If you’ve undergone a recent dental procedure, you might have undergone a sealant treatment that many patients are unfamiliar with. Sealants are thin layers of plastic applied to the tooth’s surface, reducing tooth decay and safeguarding the underlying tooth.

Upon application, sealants quickly adhere to the tooth’s surface. This plastic coating is a protective barrier for the enamel covering the chewing and grinding surfaces, typically applied to flatter back teeth like molars and premolars. This precautionary measure shields these teeth from bacterial buildup in the spaces between the cusps, areas where brushing and flossing may not be as effective.

While regular oral care removes most food and sugar particles, the rear teeth, due to their anatomy, can be susceptible to buildup. Sealants act as a preventive measure by “sealing” the tooth and preventing this buildup from contacting the enamel.

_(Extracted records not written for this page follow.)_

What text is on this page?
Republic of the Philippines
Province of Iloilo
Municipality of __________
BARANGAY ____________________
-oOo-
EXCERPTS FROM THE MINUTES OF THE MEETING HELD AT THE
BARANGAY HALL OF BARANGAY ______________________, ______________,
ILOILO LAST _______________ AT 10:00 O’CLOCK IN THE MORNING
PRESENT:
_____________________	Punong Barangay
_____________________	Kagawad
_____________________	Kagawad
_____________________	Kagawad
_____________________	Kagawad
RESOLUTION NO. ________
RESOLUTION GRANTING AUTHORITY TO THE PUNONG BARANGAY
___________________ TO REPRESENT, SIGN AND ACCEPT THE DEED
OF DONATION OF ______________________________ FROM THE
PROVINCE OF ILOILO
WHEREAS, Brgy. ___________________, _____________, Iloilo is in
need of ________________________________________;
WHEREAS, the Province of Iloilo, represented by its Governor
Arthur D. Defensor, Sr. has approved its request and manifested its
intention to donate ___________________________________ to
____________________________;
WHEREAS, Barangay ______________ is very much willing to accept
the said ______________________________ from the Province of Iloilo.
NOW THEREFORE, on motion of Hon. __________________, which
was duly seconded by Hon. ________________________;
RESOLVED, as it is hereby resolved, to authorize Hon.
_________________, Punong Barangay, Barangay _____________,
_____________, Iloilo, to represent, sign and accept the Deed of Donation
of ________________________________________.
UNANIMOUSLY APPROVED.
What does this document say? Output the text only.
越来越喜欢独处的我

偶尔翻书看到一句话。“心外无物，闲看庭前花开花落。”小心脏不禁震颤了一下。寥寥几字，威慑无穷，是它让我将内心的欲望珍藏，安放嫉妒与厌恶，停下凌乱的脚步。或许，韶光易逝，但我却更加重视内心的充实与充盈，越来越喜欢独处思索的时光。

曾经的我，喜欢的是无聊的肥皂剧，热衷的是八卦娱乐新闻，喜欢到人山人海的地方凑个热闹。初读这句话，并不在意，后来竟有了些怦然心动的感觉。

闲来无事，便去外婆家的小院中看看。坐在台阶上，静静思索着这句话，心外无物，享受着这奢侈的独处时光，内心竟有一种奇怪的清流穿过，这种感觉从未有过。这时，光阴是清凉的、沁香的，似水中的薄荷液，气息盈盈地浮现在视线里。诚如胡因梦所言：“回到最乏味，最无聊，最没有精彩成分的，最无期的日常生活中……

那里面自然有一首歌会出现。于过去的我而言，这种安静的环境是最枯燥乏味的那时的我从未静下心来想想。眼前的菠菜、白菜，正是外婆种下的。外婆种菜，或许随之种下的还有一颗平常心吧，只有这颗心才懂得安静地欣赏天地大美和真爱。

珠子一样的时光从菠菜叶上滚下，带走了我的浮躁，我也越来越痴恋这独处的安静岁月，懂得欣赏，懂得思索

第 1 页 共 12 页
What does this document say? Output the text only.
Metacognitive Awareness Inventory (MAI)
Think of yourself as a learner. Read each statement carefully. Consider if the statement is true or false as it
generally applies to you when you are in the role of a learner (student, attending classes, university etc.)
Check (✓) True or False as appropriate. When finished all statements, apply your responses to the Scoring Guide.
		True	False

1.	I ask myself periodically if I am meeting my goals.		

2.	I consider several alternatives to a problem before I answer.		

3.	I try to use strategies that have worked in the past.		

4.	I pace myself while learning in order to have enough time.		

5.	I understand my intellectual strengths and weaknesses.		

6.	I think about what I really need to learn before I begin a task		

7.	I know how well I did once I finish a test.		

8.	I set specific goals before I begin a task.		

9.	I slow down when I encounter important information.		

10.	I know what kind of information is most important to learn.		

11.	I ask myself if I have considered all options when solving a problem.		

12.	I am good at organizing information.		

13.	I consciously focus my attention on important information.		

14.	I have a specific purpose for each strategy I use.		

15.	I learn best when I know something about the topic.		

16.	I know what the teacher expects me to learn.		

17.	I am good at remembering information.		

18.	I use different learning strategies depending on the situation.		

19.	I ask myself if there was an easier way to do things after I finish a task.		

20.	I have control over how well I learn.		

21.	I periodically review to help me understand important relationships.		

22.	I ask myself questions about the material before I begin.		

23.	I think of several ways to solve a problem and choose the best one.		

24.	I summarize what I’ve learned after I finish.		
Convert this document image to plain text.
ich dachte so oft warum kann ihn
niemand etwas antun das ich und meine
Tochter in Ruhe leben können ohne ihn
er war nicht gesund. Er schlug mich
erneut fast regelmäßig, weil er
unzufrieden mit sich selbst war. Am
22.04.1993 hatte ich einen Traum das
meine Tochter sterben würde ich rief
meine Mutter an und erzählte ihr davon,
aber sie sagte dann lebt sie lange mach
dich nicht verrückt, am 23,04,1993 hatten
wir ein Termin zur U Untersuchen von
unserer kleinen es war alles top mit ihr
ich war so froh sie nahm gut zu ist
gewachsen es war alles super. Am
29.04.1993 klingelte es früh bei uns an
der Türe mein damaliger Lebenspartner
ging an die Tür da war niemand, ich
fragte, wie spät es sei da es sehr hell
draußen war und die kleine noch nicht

Although applying sealants is straightforward, it’s not universally recommended for all patients. Typically, dentists opt to place sealants on children and teenagers, mainly when they first develop premolars and molars. This proactive approach aims to protect their teeth when they are more susceptible to cavities. However, dentists may also consider applying sealants to the molars of adults with tooth decay or existing fillings.

In certain situations, dentists may place sealants on a patient’s baby teeth to promote their health and contribute to the proper development of adult teeth. Preserving baby teeth is crucial for maintaining adequate spacing for subsequent adult teeth, and early loss of baby teeth may necessitate additional measures for proper spacing or alignment when the adult teeth emerge.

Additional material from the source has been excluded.